Nochmals blicken wir auf eine Offenbarung geheimnisvollen Wirkens in den Geschenken der Genialität: im gleichen Zeitenkreis, den das Schicksal dem Dichter Goethe zugewiesen hat, steigt die Dichtung von Friedrich Schiller empor, eine eherne Welt des Geistes mit den Blicken auf die Abgründe menschlicher Verderbnis und auf die Gipfel menschlicher Erhabenheit. An dem Zaubermantel der Sprache, den Schiller um sich trägt, haften sich im Schritte seines schauenden Lebens Dämonen und Götter, Stürme und Blütenträume, Todeswellen und lockende Flüsterstimmen und er streift sie mit sorgender, aber sicherer Hand in seine Dichtung, die uns und die ganze Welt, solange es Menschen gibt, erschüttert, da sie den Gott im Menschen ahnen läßt. Des Dichters Stimme ist Gottes Stimme. Ein anderer Schwabensohn, Friedrich Hölderlin (1770 bis 1843), feiert in der hellhörigen Gegenwart seine Auferstehung. Aus der olympischen Luft seiner Dichtung weht ewiger Frühling. Wir blicken in dem zu Ende gehenden 18. Jahrhundert, geblendet von dem glühenden Dichterleben, um uns und nehmen eine starke deutsche Wurzel wahr: Johann Gottlieb Fichte (1762–1814), ein kämpferischer Recke um Wahrhaftigkeit und Deutschtum. Vielen Deutschen war die Heimat zu eng geworden. Amerika, die fernen Kontinente standen im lockenden [30] Lichterspiel der Fantasie und unerfüllter Wünsche. Gar mancher deutsche Same hat in fremdem Lande Wurzel geschlagen und deutsche Tatkraft in neuer Umwelt umgesetzt zu Ruhm und Fortschritt. Die aufwühlende Gegenwart läßt uns das Bild eines deutschen Kämpen erstehen: Friedrich Wilhelm von Steuben, gebürtig aus Magdeburg (1730–1794). Mit den militärischen Erfahrungen im Heere Friedrichs des Großen, erfüllt von den charakterlichen Voraussetzungen soldatischen Erfolges, wurde er Mitkämpfer Washingtons im amerikanischen Unabhängigkeitskrieg und hat die deutschen Mannestugenden zu Amerikas Ruhm und Gedeihen eingesetzt.

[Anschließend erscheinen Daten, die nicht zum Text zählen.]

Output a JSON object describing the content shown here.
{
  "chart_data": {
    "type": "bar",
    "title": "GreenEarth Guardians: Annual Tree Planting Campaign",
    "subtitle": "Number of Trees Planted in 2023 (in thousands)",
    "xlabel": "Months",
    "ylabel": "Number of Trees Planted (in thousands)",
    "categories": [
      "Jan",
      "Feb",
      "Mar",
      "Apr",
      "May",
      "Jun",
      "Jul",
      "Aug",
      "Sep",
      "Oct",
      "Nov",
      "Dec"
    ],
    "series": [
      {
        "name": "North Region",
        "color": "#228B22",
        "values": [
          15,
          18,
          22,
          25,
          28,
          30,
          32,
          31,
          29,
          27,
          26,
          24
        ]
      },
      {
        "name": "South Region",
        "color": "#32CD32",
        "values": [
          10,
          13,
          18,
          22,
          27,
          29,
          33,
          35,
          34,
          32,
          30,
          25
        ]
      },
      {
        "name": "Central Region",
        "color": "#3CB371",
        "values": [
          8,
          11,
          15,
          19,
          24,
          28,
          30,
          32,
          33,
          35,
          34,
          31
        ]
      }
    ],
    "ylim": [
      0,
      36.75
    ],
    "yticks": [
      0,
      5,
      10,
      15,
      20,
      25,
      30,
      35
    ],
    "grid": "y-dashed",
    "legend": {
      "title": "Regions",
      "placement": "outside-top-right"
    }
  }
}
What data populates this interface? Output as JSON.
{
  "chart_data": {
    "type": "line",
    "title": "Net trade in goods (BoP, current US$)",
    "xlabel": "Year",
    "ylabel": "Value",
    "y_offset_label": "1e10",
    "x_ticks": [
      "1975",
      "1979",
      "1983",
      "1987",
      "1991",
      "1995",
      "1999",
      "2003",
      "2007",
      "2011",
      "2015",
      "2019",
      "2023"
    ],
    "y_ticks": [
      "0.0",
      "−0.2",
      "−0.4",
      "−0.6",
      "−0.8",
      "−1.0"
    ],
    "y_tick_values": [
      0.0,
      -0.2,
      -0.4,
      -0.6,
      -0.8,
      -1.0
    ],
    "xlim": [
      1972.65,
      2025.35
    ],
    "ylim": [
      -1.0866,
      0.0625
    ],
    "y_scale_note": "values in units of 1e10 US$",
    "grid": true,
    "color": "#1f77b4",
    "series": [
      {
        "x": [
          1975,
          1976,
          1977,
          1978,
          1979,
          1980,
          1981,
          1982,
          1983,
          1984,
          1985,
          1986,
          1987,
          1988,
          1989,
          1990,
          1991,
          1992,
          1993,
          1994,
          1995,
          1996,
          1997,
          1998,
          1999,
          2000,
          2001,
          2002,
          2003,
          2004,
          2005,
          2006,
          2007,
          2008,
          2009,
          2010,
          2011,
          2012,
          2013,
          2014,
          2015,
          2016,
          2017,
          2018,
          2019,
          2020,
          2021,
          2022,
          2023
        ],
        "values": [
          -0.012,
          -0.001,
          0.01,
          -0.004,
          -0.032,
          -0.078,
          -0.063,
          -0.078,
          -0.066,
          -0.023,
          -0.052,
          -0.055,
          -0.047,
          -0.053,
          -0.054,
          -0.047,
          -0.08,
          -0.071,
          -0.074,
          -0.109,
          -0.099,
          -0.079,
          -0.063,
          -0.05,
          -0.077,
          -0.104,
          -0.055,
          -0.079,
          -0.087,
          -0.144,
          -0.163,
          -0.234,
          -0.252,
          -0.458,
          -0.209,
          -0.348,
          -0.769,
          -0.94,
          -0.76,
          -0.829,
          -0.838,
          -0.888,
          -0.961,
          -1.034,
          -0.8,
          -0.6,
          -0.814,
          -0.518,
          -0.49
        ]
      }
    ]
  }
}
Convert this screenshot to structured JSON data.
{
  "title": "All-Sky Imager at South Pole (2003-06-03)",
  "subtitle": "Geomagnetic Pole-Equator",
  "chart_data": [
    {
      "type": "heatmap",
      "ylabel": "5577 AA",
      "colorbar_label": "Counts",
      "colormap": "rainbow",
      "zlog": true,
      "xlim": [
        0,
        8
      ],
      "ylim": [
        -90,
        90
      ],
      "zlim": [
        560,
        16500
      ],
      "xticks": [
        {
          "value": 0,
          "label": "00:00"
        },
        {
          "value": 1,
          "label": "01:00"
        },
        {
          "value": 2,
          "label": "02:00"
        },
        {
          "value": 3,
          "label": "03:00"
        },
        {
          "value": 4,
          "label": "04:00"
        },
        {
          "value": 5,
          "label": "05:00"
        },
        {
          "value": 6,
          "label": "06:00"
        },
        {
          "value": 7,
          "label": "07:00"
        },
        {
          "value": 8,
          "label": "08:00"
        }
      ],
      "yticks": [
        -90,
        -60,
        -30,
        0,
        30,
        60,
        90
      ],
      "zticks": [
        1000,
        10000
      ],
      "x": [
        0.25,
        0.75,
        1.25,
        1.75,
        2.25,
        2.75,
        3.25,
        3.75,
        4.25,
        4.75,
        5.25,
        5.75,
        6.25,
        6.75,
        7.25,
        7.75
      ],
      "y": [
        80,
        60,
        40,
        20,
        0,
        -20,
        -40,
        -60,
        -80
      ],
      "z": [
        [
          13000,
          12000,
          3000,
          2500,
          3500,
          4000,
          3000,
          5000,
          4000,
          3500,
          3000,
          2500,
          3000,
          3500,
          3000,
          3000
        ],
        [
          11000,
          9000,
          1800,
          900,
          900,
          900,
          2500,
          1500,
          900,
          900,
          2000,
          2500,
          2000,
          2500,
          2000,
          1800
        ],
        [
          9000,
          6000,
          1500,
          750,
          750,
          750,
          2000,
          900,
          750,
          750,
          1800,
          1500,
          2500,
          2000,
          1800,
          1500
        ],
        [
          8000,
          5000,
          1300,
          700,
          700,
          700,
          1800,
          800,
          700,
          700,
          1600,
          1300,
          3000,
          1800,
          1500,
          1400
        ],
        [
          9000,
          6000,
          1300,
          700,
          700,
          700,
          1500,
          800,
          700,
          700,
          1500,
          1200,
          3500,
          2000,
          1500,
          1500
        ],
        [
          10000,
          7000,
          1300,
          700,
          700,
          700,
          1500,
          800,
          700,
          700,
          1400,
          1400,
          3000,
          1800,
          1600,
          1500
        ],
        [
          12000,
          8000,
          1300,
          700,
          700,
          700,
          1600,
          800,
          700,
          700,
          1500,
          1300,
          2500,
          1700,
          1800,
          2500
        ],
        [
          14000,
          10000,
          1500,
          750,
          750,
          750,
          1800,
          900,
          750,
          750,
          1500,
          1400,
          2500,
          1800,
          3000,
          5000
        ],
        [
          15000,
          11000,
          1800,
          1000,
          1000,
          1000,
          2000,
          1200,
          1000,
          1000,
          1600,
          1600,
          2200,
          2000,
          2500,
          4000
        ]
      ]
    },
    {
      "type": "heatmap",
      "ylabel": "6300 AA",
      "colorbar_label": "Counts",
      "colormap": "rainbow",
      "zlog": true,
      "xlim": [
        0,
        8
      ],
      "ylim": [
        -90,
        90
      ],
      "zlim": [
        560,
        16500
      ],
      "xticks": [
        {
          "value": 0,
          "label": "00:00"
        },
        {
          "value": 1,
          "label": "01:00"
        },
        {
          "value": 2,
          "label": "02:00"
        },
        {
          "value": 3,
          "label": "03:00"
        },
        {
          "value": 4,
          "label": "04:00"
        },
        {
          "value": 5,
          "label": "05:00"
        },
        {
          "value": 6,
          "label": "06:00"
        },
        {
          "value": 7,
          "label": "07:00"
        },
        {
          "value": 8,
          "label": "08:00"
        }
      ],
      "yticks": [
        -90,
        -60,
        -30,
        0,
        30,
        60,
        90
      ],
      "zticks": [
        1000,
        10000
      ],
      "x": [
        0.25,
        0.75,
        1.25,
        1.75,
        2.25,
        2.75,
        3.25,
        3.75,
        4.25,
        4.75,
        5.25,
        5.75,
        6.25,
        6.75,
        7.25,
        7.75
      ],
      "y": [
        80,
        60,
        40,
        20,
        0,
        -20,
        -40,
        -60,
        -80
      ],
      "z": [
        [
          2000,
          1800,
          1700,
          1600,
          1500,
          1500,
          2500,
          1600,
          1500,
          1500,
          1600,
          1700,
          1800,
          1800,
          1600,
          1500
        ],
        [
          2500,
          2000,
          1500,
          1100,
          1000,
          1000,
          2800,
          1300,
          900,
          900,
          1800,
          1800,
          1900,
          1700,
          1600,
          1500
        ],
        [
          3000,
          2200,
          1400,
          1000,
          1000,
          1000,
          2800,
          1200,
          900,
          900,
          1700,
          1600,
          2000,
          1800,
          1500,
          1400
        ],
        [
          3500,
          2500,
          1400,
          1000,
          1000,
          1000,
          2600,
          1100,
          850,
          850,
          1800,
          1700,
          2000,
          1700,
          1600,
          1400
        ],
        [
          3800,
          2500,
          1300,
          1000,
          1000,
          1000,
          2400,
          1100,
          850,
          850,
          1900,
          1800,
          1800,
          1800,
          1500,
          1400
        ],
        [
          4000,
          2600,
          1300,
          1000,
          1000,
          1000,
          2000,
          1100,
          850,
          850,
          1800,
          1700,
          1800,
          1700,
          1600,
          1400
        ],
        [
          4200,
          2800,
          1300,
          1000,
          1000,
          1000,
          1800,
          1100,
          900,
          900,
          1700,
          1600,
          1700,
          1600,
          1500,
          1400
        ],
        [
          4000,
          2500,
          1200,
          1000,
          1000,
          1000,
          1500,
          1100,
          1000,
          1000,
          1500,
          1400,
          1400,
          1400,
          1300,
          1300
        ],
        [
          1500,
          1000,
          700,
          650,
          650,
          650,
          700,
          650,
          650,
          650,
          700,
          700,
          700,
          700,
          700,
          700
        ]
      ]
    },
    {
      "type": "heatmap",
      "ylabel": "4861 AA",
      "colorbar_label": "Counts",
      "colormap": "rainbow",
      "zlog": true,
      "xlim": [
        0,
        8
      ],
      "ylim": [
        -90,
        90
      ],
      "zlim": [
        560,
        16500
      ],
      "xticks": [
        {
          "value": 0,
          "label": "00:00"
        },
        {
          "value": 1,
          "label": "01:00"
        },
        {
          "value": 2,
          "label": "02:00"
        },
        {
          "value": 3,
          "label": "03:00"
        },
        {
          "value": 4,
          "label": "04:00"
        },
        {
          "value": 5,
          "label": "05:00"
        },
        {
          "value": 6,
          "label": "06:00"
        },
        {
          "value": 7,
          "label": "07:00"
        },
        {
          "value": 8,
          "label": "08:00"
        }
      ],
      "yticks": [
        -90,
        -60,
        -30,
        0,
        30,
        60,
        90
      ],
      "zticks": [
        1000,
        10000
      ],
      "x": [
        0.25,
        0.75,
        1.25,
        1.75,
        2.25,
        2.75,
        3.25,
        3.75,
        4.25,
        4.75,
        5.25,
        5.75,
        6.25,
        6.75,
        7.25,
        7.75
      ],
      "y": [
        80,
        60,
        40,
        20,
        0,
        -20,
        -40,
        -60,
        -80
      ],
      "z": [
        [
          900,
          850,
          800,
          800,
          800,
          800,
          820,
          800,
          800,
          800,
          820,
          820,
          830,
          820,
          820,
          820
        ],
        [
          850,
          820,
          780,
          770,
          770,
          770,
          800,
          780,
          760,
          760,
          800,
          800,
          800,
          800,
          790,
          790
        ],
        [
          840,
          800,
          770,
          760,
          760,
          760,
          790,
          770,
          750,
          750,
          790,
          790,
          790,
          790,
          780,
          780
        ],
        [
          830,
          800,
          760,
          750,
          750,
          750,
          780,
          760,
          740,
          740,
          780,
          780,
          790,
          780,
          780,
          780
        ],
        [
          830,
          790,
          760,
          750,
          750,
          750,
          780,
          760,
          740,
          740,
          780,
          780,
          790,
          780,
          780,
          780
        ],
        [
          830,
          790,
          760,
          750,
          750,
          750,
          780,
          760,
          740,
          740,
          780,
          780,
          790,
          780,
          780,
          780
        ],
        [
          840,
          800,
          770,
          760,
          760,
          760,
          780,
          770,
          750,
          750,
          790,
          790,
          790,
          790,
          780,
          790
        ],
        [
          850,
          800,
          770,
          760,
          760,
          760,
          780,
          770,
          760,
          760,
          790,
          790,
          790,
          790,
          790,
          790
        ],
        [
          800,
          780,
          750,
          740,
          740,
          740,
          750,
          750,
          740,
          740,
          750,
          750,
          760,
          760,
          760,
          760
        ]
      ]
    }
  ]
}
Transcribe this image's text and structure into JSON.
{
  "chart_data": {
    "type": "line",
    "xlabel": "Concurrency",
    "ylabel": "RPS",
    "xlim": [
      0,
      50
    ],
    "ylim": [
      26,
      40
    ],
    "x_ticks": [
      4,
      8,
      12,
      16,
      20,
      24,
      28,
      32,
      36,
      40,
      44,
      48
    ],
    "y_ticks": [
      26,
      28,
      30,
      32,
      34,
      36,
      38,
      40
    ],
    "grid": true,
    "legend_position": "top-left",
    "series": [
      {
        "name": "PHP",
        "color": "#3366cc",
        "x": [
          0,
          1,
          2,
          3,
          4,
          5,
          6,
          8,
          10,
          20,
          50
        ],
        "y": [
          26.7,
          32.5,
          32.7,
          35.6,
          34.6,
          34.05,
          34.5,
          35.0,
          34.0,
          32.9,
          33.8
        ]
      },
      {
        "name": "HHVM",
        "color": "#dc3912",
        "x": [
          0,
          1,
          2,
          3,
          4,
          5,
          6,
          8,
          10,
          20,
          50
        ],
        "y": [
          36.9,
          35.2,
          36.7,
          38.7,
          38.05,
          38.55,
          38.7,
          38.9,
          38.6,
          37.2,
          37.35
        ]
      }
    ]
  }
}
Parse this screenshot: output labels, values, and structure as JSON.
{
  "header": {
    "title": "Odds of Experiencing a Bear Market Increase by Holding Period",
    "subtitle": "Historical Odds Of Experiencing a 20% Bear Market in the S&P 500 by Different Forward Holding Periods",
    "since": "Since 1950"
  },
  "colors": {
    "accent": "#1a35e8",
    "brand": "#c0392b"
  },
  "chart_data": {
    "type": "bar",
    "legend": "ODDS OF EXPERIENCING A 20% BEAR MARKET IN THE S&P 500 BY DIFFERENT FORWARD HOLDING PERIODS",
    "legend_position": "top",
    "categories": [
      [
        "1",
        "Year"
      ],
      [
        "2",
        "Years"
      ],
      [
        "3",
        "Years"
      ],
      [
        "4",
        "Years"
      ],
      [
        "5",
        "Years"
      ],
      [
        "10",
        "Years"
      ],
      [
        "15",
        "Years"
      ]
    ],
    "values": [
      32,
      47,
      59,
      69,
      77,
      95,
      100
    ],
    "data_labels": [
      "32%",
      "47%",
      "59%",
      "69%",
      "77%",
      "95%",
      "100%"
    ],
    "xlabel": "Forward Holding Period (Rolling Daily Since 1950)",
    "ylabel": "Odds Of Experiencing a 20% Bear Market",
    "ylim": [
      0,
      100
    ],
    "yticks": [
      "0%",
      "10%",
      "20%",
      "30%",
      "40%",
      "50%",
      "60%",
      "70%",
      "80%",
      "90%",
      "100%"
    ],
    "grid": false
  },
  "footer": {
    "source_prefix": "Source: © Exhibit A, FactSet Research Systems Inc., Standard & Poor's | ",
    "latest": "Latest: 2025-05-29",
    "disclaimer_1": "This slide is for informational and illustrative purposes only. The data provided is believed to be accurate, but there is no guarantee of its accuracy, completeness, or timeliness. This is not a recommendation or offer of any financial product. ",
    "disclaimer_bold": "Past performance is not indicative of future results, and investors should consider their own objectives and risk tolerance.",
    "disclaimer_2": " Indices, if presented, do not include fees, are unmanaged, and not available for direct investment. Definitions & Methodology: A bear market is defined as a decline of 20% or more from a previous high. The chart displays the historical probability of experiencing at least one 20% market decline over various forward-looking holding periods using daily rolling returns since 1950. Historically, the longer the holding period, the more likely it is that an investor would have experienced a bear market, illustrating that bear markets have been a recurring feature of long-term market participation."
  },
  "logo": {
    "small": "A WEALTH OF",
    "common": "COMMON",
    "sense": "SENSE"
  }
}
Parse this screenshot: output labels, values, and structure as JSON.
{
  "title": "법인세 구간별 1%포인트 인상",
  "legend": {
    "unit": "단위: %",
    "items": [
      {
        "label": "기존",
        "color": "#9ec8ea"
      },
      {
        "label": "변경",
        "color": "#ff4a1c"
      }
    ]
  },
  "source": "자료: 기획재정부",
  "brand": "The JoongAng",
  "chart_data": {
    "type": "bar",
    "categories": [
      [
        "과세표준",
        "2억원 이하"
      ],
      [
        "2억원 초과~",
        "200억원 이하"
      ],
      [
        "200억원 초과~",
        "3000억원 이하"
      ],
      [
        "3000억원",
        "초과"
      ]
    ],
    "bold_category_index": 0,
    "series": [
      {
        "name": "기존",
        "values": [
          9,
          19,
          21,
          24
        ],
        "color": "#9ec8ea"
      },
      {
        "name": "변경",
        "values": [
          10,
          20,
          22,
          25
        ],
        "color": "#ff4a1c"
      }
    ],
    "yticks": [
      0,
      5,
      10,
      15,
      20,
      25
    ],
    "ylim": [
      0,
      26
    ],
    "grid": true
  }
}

In dem Brennspiegel der Vernunft und der Logik sammelte Immanuel Kant das gedankliche Sein und leuchtete scharfsinnig in das Wesen der Erfahrung bis an die Grenzen menschlicher Erkenntnis. Ein anderer großer Philosoph des 18. Jahrhunderts ist Georg Wilhelm Friedrich Hegel, dem es gelang, in philosophischer Analyse das Gefüge der Geisteswerte aufzuhellen und daraus Erkenntnisse großen Ausmaßes abzuleiten. Schleiermacher (1768–1834), Schopenhauer (1788 bis 1860), Friedrich Wilhelm Josef Schelling gehören zu dem deutschen Bau der Philosophie, in der sich Leidenschaft und Stärke die Hände reichen. In dem Wellenschlag politischer Wandlung bildete sich [31] am Ausgang des 18. Jahrhunderts wieder ein tiefes Tal. Die französische Revolution warf ihren Blutschein über den Horizont. Im entfesselten Fieber vernichtet sie mit den Krallen ungezügelter Triebe und irrsinniger Dämonie die geistigen Mächte, die begannen, in den naturforschenden Laboratorien aufzustehen. "Wir haben keine Gelehrten nötig!" schrie der französische Pöbel und brachte die besten Köpfe unter die Guillotine. Der kaum gelüftete Schleier über der Materie wurde wieder eine dunkle Hülle.
Die Chemie trat mit diesen Erkenntnissen, an deren Ausbau namentlich seit dem 18. Jahrhundert Deutschland führend beteiligt ist, aus ihrer Bescheidenheit und bezwang gewaltige Aufgaben.
Die mathematischen Leistungen eines Karl Friedrich Gauß (1777–1855), die Lebensarbeit eines Alexander von Humboldt (1769–1859), die geographisch und geophysikalisch Höchstes erbrachte, die "Makrobiotik" des Arztes Wilhelm Hufeland (1762–1836) gehören zu den Lichtpunkten einer gärungsreichen Zeit, aus der tastend der stark werdende Zweig der Technik mit ihren Lebenselementen aus Physik, Metallchemie und Mathematik herauswuchs.